Research & Papers

Backpropagation destroys V1 brain alignment 90% in one epoch, study finds

Backprop destroys V1 alignment in a single training epoch — PC and STDP barely budge.

Deep Dive

A new paper in a series tracking learning rules vs. human fMRI (THINGS dataset, V1–IT, N=3 subjects) reveals a stark trade-off: backpropagation (BP) destroys 90% of V1 brain alignment in just one training epoch. Using RSA alignment measured at 8 checkpoints across 5 seeds, BP dropped from r=0.102 to r=0.011 (p=0.031), consistent across all seeds. Feedback alignment (FA) dropped 49%, while predictive coding (PC) and STDP dropped only 25-31% and stabilized. By epoch 40, PC (r=0.064) and STDP (r=0.059) significantly outperformed BP (r=0.022) and FA (r=0.019), with Cohen's d > 5.

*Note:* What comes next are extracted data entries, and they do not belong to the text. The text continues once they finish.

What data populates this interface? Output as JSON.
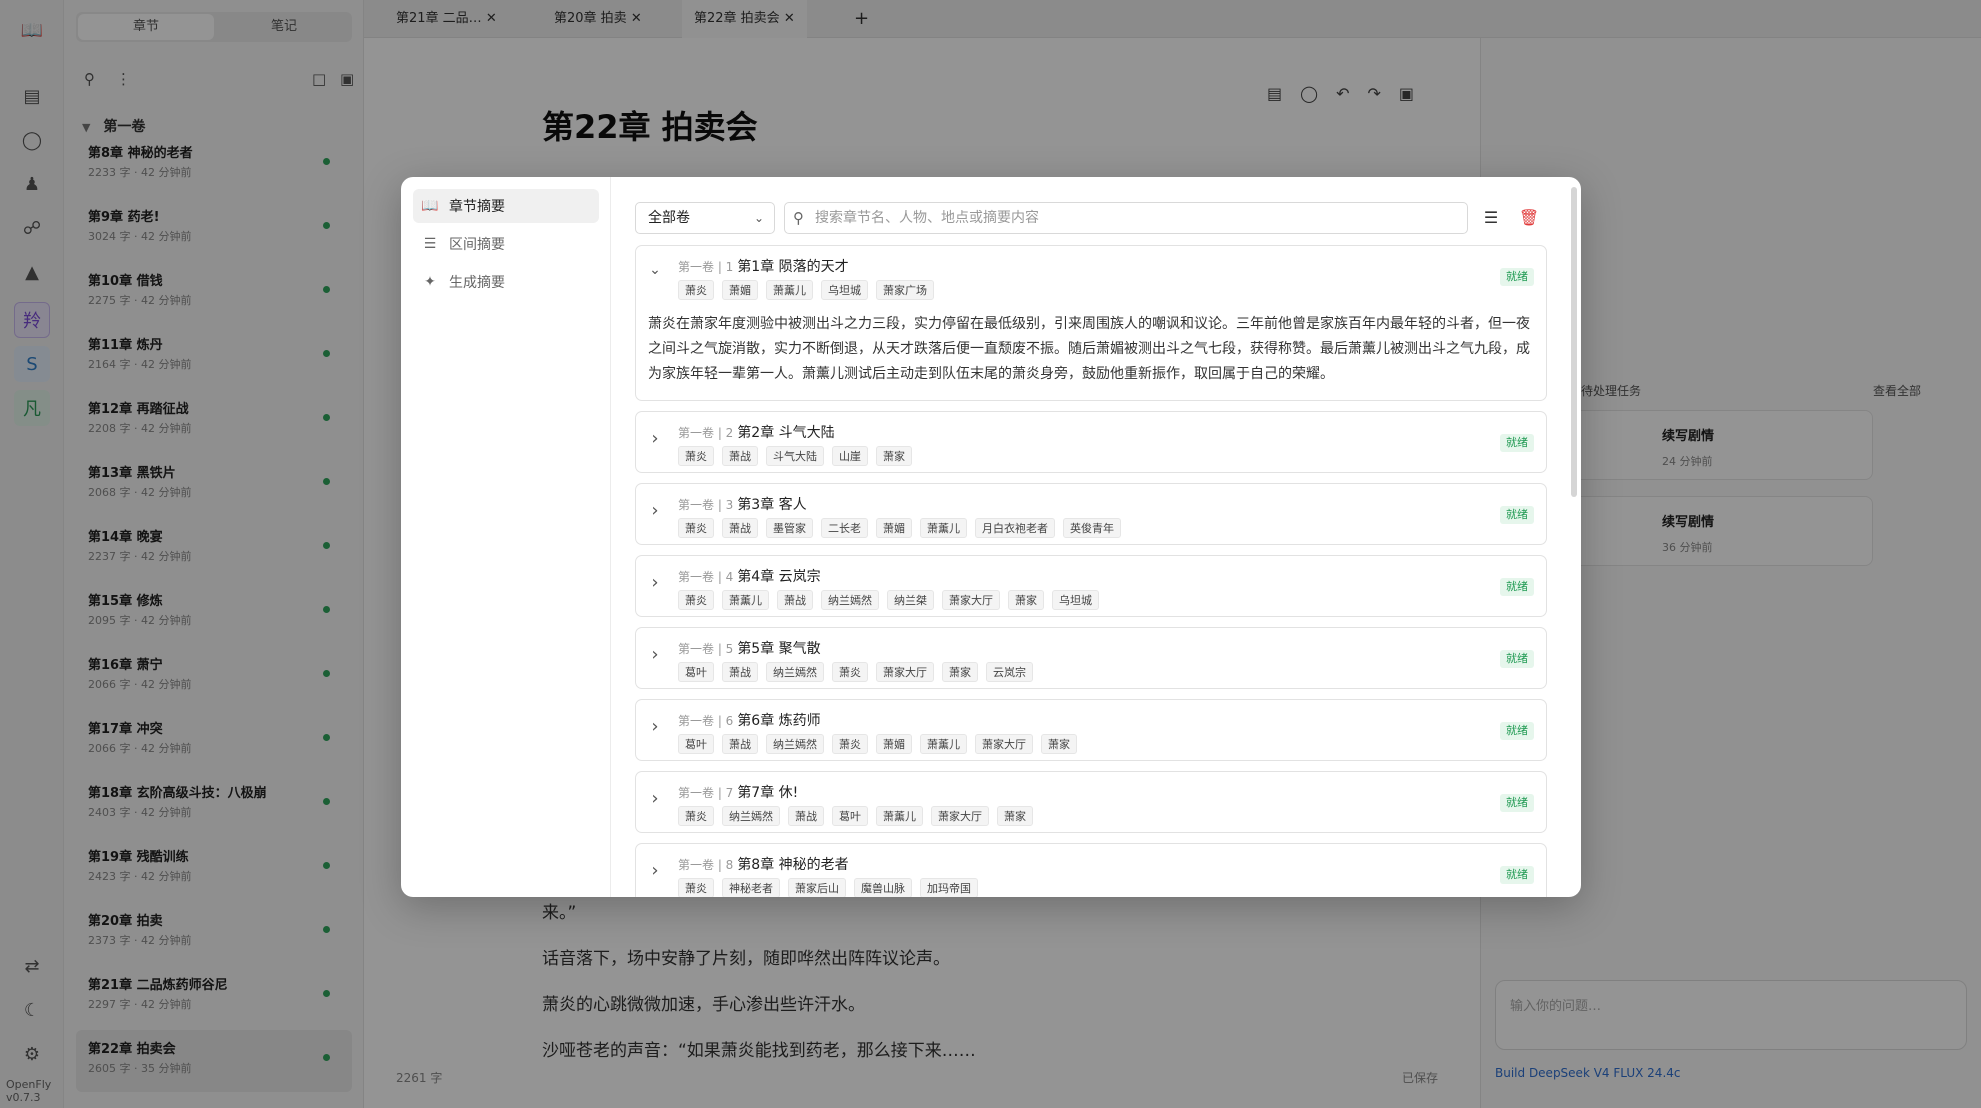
{
  "app": {
    "version": "OpenFly v0.7.3"
  },
  "rail": {
    "icons": [
      "book-icon",
      "layers-icon",
      "globe-icon",
      "user-icon",
      "link-icon",
      "chart-icon"
    ],
    "active_label": "羚",
    "blue_label": "S",
    "green_label": "凡"
  },
  "sidebar": {
    "tabs": [
      "章节",
      "笔记"
    ],
    "volume": "第一卷",
    "chapters": [
      {
        "title": "第8章 神秘的老者",
        "meta": "2233 字 · 42 分钟前"
      },
      {
        "title": "第9章 药老!",
        "meta": "3024 字 · 42 分钟前"
      },
      {
        "title": "第10章 借钱",
        "meta": "2275 字 · 42 分钟前"
      },
      {
        "title": "第11章 炼丹",
        "meta": "2164 字 · 42 分钟前"
      },
      {
        "title": "第12章 再踏征战",
        "meta": "2208 字 · 42 分钟前"
      },
      {
        "title": "第13章 黑铁片",
        "meta": "2068 字 · 42 分钟前"
      },
      {
        "title": "第14章 晚宴",
        "meta": "2237 字 · 42 分钟前"
      },
      {
        "title": "第15章 修炼",
        "meta": "2095 字 · 42 分钟前"
      },
      {
        "title": "第16章 萧宁",
        "meta": "2066 字 · 42 分钟前"
      },
      {
        "title": "第17章 冲突",
        "meta": "2066 字 · 42 分钟前"
      },
      {
        "title": "第18章 玄阶高级斗技：八极崩",
        "meta": "2403 字 · 42 分钟前"
      },
      {
        "title": "第19章 残酷训练",
        "meta": "2423 字 · 42 分钟前"
      },
      {
        "title": "第20章 拍卖",
        "meta": "2373 字 · 42 分钟前"
      },
      {
        "title": "第21章 二品炼药师谷尼",
        "meta": "2297 字 · 42 分钟前"
      },
      {
        "title": "第22章 拍卖会",
        "meta": "2605 字 · 35 分钟前"
      }
    ]
  },
  "tabs": [
    "第21章 二品…",
    "第20章 拍卖",
    "第22章 拍卖会"
  ],
  "editor": {
    "title": "第22章 拍卖会",
    "paragraphs": [
      "来。”",
      "话音落下，场中安静了片刻，随即哗然出阵阵议论声。",
      "萧炎的心跳微微加速，手心渗出些许汗水。",
      "沙哑苍老的声音：“如果萧炎能找到药老，那么接下来……"
    ],
    "word_count": "2261 字",
    "save_state": "已保存"
  },
  "right_panel": {
    "heading": "待处理任务",
    "heading_right": "查看全部",
    "tasks": [
      {
        "title": "续写剧情",
        "meta": "24 分钟前"
      },
      {
        "title": "续写剧情",
        "meta": "36 分钟前"
      }
    ],
    "input_placeholder": "输入你的问题…",
    "footer": "Build  DeepSeek V4 FLUX 24.4c"
  },
  "modal": {
    "nav": [
      {
        "label": "章节摘要",
        "icon": "book-open-icon"
      },
      {
        "label": "区间摘要",
        "icon": "layers-icon"
      },
      {
        "label": "生成摘要",
        "icon": "sparkles-icon"
      }
    ],
    "filter": {
      "selected": "全部卷"
    },
    "search": {
      "placeholder": "搜索章节名、人物、地点或摘要内容",
      "value": ""
    },
    "status_label": "就绪",
    "chapters": [
      {
        "vol": "第一卷 | 1",
        "title": "第1章 陨落的天才",
        "tags": [
          "萧炎",
          "萧媚",
          "萧薰儿",
          "乌坦城",
          "萧家广场"
        ],
        "expanded": true,
        "summary": "萧炎在萧家年度测验中被测出斗之力三段，实力停留在最低级别，引来周围族人的嘲讽和议论。三年前他曾是家族百年内最年轻的斗者，但一夜之间斗之气旋消散，实力不断倒退，从天才跌落后便一直颓废不振。随后萧媚被测出斗之气七段，获得称赞。最后萧薰儿被测出斗之气九段，成为家族年轻一辈第一人。萧薰儿测试后主动走到队伍末尾的萧炎身旁，鼓励他重新振作，取回属于自己的荣耀。"
      },
      {
        "vol": "第一卷 | 2",
        "title": "第2章 斗气大陆",
        "tags": [
          "萧炎",
          "萧战",
          "斗气大陆",
          "山崖",
          "萧家"
        ]
      },
      {
        "vol": "第一卷 | 3",
        "title": "第3章 客人",
        "tags": [
          "萧炎",
          "萧战",
          "墨管家",
          "二长老",
          "萧媚",
          "萧薰儿",
          "月白衣袍老者",
          "英俊青年"
        ]
      },
      {
        "vol": "第一卷 | 4",
        "title": "第4章 云岚宗",
        "tags": [
          "萧炎",
          "萧薰儿",
          "萧战",
          "纳兰嫣然",
          "纳兰桀",
          "萧家大厅",
          "萧家",
          "乌坦城"
        ]
      },
      {
        "vol": "第一卷 | 5",
        "title": "第5章 聚气散",
        "tags": [
          "葛叶",
          "萧战",
          "纳兰嫣然",
          "萧炎",
          "萧家大厅",
          "萧家",
          "云岚宗"
        ]
      },
      {
        "vol": "第一卷 | 6",
        "title": "第6章 炼药师",
        "tags": [
          "葛叶",
          "萧战",
          "纳兰嫣然",
          "萧炎",
          "萧媚",
          "萧薰儿",
          "萧家大厅",
          "萧家"
        ]
      },
      {
        "vol": "第一卷 | 7",
        "title": "第7章 休!",
        "tags": [
          "萧炎",
          "纳兰嫣然",
          "萧战",
          "葛叶",
          "萧薰儿",
          "萧家大厅",
          "萧家"
        ]
      },
      {
        "vol": "第一卷 | 8",
        "title": "第8章 神秘的老者",
        "tags": [
          "萧炎",
          "神秘老者",
          "萧家后山",
          "魔兽山脉",
          "加玛帝国"
        ]
      }
    ]
  },
  "colors": {
    "status_green": "#1f9a52",
    "delete_red": "#e03b3b",
    "overlay": "rgba(0,0,0,0.42)"
  }
}
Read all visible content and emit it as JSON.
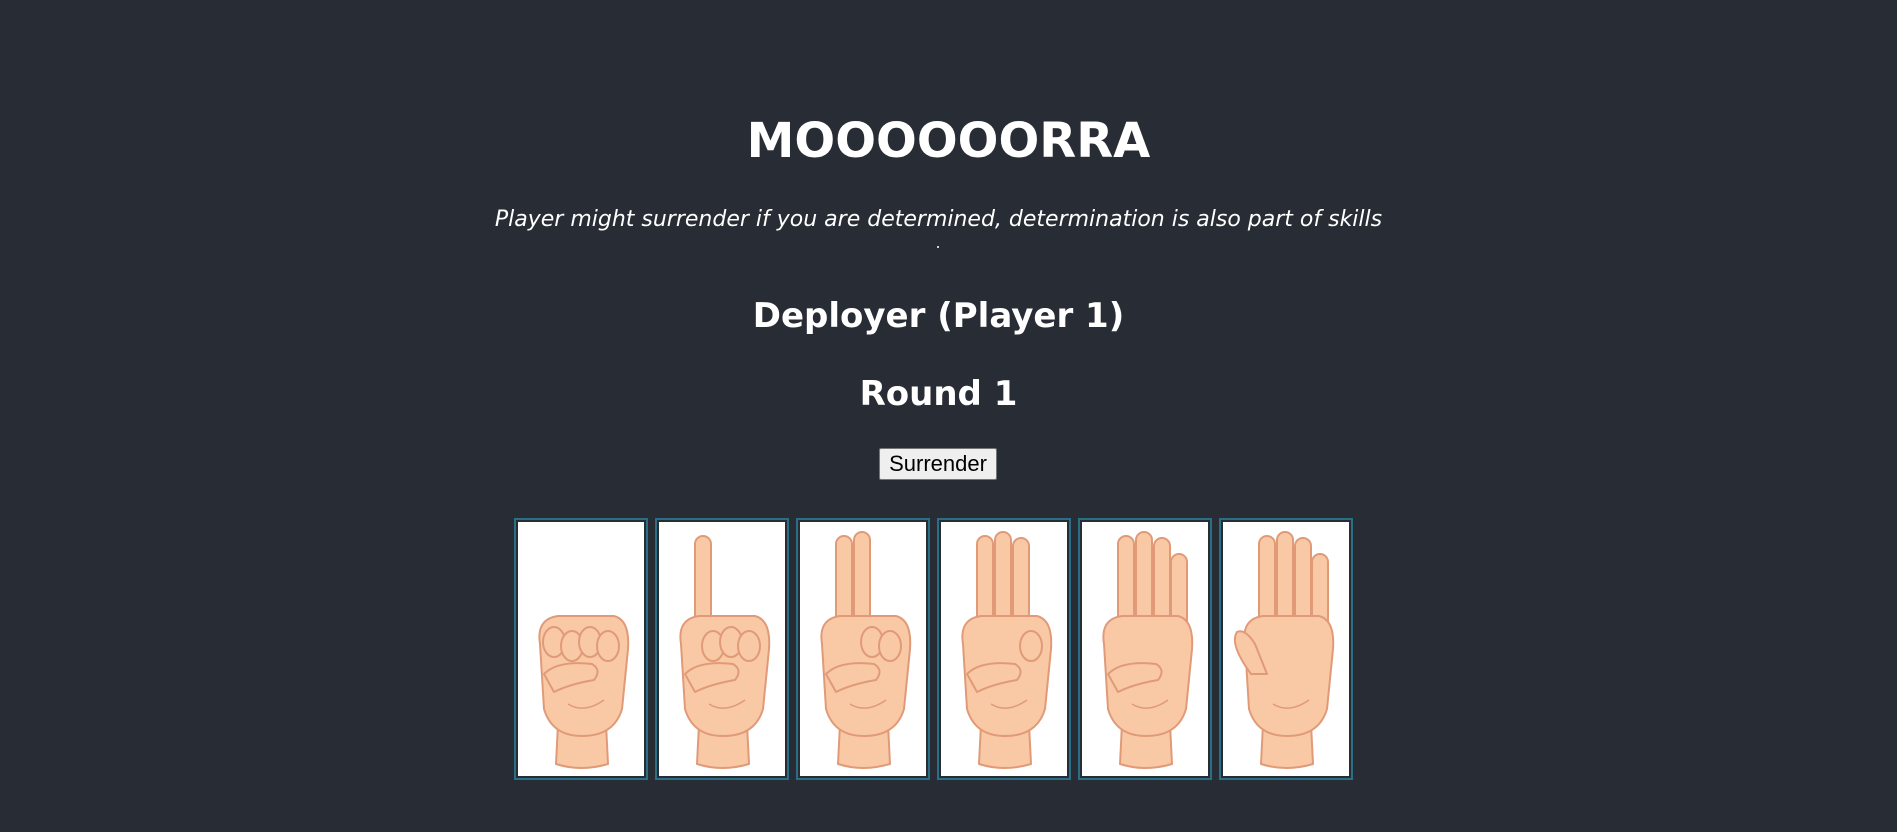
{
  "game": {
    "title": "MOOOOOORRA",
    "subtitle": "Player might surrender if you are determined, determination is also part of skills",
    "player_label": "Deployer (Player 1)",
    "round_label": "Round 1",
    "surrender_label": "Surrender"
  },
  "cards": [
    {
      "name": "fist-card",
      "icon": "fist-icon",
      "fingers": 0
    },
    {
      "name": "one-finger-card",
      "icon": "one-finger-icon",
      "fingers": 1
    },
    {
      "name": "two-fingers-card",
      "icon": "two-fingers-icon",
      "fingers": 2
    },
    {
      "name": "three-fingers-card",
      "icon": "three-fingers-icon",
      "fingers": 3
    },
    {
      "name": "four-fingers-card",
      "icon": "four-fingers-icon",
      "fingers": 4
    },
    {
      "name": "five-fingers-card",
      "icon": "five-fingers-icon",
      "fingers": 5
    }
  ],
  "colors": {
    "background": "#282c34",
    "card_border": "#2a6f86",
    "skin": "#f9c9a6",
    "skin_outline": "#e19a78"
  }
}
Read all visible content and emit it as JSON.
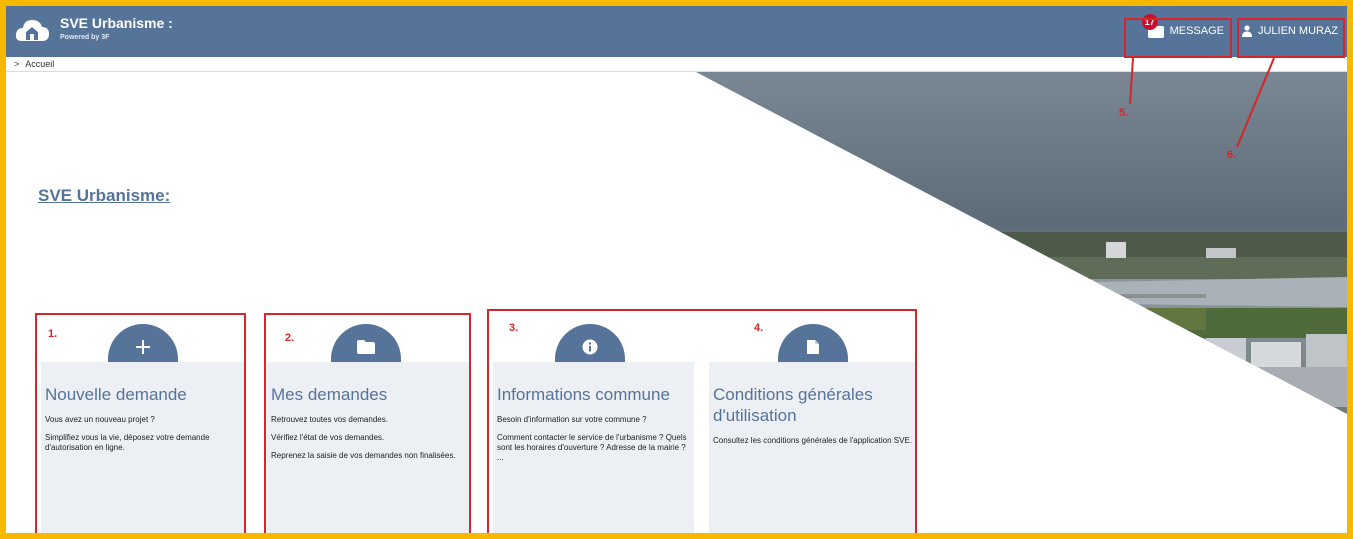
{
  "header": {
    "title": "SVE Urbanisme :",
    "powered_by": "Powered by 3F",
    "message_label": "MESSAGE",
    "message_count": "17",
    "user_label": "JULIEN MURAZ"
  },
  "breadcrumb": {
    "separator": ">",
    "item": "Accueil"
  },
  "main": {
    "page_title": "SVE Urbanisme:"
  },
  "cards": [
    {
      "number": "1.",
      "icon": "plus-icon",
      "title": "Nouvelle demande",
      "lines": [
        "Vous avez un nouveau projet ?",
        "Simplifiez vous la vie, déposez votre demande d'autorisation en ligne."
      ]
    },
    {
      "number": "2.",
      "icon": "folder-icon",
      "title": "Mes demandes",
      "lines": [
        "Retrouvez toutes vos demandes.",
        "Vérifiez l'état de vos demandes.",
        "Reprenez la saisie de vos demandes non finalisées."
      ]
    },
    {
      "number": "3.",
      "icon": "info-icon",
      "title": "Informations commune",
      "lines": [
        "Besoin d'information sur votre commune ?",
        "Comment contacter le service de l'urbanisme ? Quels sont les horaires d'ouverture ? Adresse de la mairie ? ..."
      ]
    },
    {
      "number": "4.",
      "icon": "document-icon",
      "title": "Conditions générales d'utilisation",
      "lines": [
        "Consultez les conditions générales de l'application SVE."
      ]
    }
  ],
  "annotations": {
    "five": "5.",
    "six": "6."
  },
  "colors": {
    "primary": "#56749a",
    "frame": "#f6b900",
    "annotation": "#d5262a",
    "card_bg": "#eceff4"
  }
}
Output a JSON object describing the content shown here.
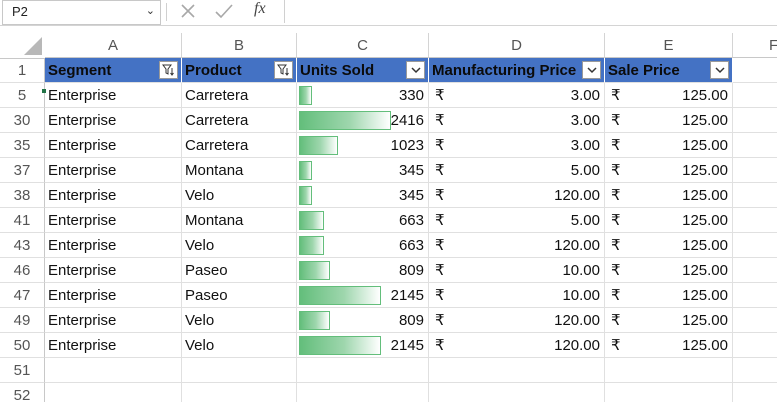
{
  "formula_bar": {
    "name_box": "P2",
    "name_box_caret_icon": "chevron-down-icon",
    "cancel_icon": "close-icon",
    "enter_icon": "checkmark-icon",
    "fx_label": "fx",
    "formula": ""
  },
  "columns": [
    "A",
    "B",
    "C",
    "D",
    "E",
    "F"
  ],
  "header_row": {
    "row_number": "1",
    "cells": [
      "Segment",
      "Product",
      "Units Sold",
      "Manufacturing Price",
      "Sale Price"
    ],
    "filter_icons": [
      "filter-active-icon",
      "filter-active-icon",
      "dropdown-icon",
      "dropdown-icon",
      "dropdown-icon"
    ]
  },
  "rows": [
    {
      "row_number": "5",
      "segment": "Enterprise",
      "product": "Carretera",
      "units_sold": "330",
      "units_fraction": 0.137,
      "mfg_currency": "₹",
      "mfg_price": "3.00",
      "sale_currency": "₹",
      "sale_price": "125.00"
    },
    {
      "row_number": "30",
      "segment": "Enterprise",
      "product": "Carretera",
      "units_sold": "2416",
      "units_fraction": 1.0,
      "mfg_currency": "₹",
      "mfg_price": "3.00",
      "sale_currency": "₹",
      "sale_price": "125.00"
    },
    {
      "row_number": "35",
      "segment": "Enterprise",
      "product": "Carretera",
      "units_sold": "1023",
      "units_fraction": 0.423,
      "mfg_currency": "₹",
      "mfg_price": "3.00",
      "sale_currency": "₹",
      "sale_price": "125.00"
    },
    {
      "row_number": "37",
      "segment": "Enterprise",
      "product": "Montana",
      "units_sold": "345",
      "units_fraction": 0.143,
      "mfg_currency": "₹",
      "mfg_price": "5.00",
      "sale_currency": "₹",
      "sale_price": "125.00"
    },
    {
      "row_number": "38",
      "segment": "Enterprise",
      "product": "Velo",
      "units_sold": "345",
      "units_fraction": 0.143,
      "mfg_currency": "₹",
      "mfg_price": "120.00",
      "sale_currency": "₹",
      "sale_price": "125.00"
    },
    {
      "row_number": "41",
      "segment": "Enterprise",
      "product": "Montana",
      "units_sold": "663",
      "units_fraction": 0.274,
      "mfg_currency": "₹",
      "mfg_price": "5.00",
      "sale_currency": "₹",
      "sale_price": "125.00"
    },
    {
      "row_number": "43",
      "segment": "Enterprise",
      "product": "Velo",
      "units_sold": "663",
      "units_fraction": 0.274,
      "mfg_currency": "₹",
      "mfg_price": "120.00",
      "sale_currency": "₹",
      "sale_price": "125.00"
    },
    {
      "row_number": "46",
      "segment": "Enterprise",
      "product": "Paseo",
      "units_sold": "809",
      "units_fraction": 0.335,
      "mfg_currency": "₹",
      "mfg_price": "10.00",
      "sale_currency": "₹",
      "sale_price": "125.00"
    },
    {
      "row_number": "47",
      "segment": "Enterprise",
      "product": "Paseo",
      "units_sold": "2145",
      "units_fraction": 0.888,
      "mfg_currency": "₹",
      "mfg_price": "10.00",
      "sale_currency": "₹",
      "sale_price": "125.00"
    },
    {
      "row_number": "49",
      "segment": "Enterprise",
      "product": "Velo",
      "units_sold": "809",
      "units_fraction": 0.335,
      "mfg_currency": "₹",
      "mfg_price": "120.00",
      "sale_currency": "₹",
      "sale_price": "125.00"
    },
    {
      "row_number": "50",
      "segment": "Enterprise",
      "product": "Velo",
      "units_sold": "2145",
      "units_fraction": 0.888,
      "mfg_currency": "₹",
      "mfg_price": "120.00",
      "sale_currency": "₹",
      "sale_price": "125.00"
    }
  ],
  "empty_rows": [
    "51",
    "52"
  ],
  "colors": {
    "header_fill": "#4472c4",
    "data_bar": "#63be7b",
    "gridline": "#e0e0e0"
  }
}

The study suggests a fundamental trade-off: global error signals (BP, FA) build better higher-level representations (LOC showed +0.011 increase for BP) but destroy early visual cortex alignment, while local learning rules preserve it. The degradation rate tracks error signal globality: exact gradients > random feedback > local prediction errors. Limitations include 5 seeds capping resolution at p≈0.031, training on 32×32 CIFAR-10 evaluated on 224×224 THINGS (domain shift), and the LOC increase not tested for significance. The authors predict deeper models show the same pattern but more slowly.

Key Points
  • Backpropagation drops V1 alignment 90% after one training epoch (r=0.102→0.011, p=0.031, consistent across 5 seeds).
  • Predictive coding and STDP lose only 25-31% of V1 alignment and stabilize, outperforming BP by Cohen's d > 5 at epoch 40.
  • Global error signals (BP, FA) improve earlier cortex alignment (LOC) but destroy early V1 alignment; local learning rules preserve it.

Why It Matters

This reveals a fundamental trade-off in AI learning rules: global error signals help higher cortex but damage early visual representations.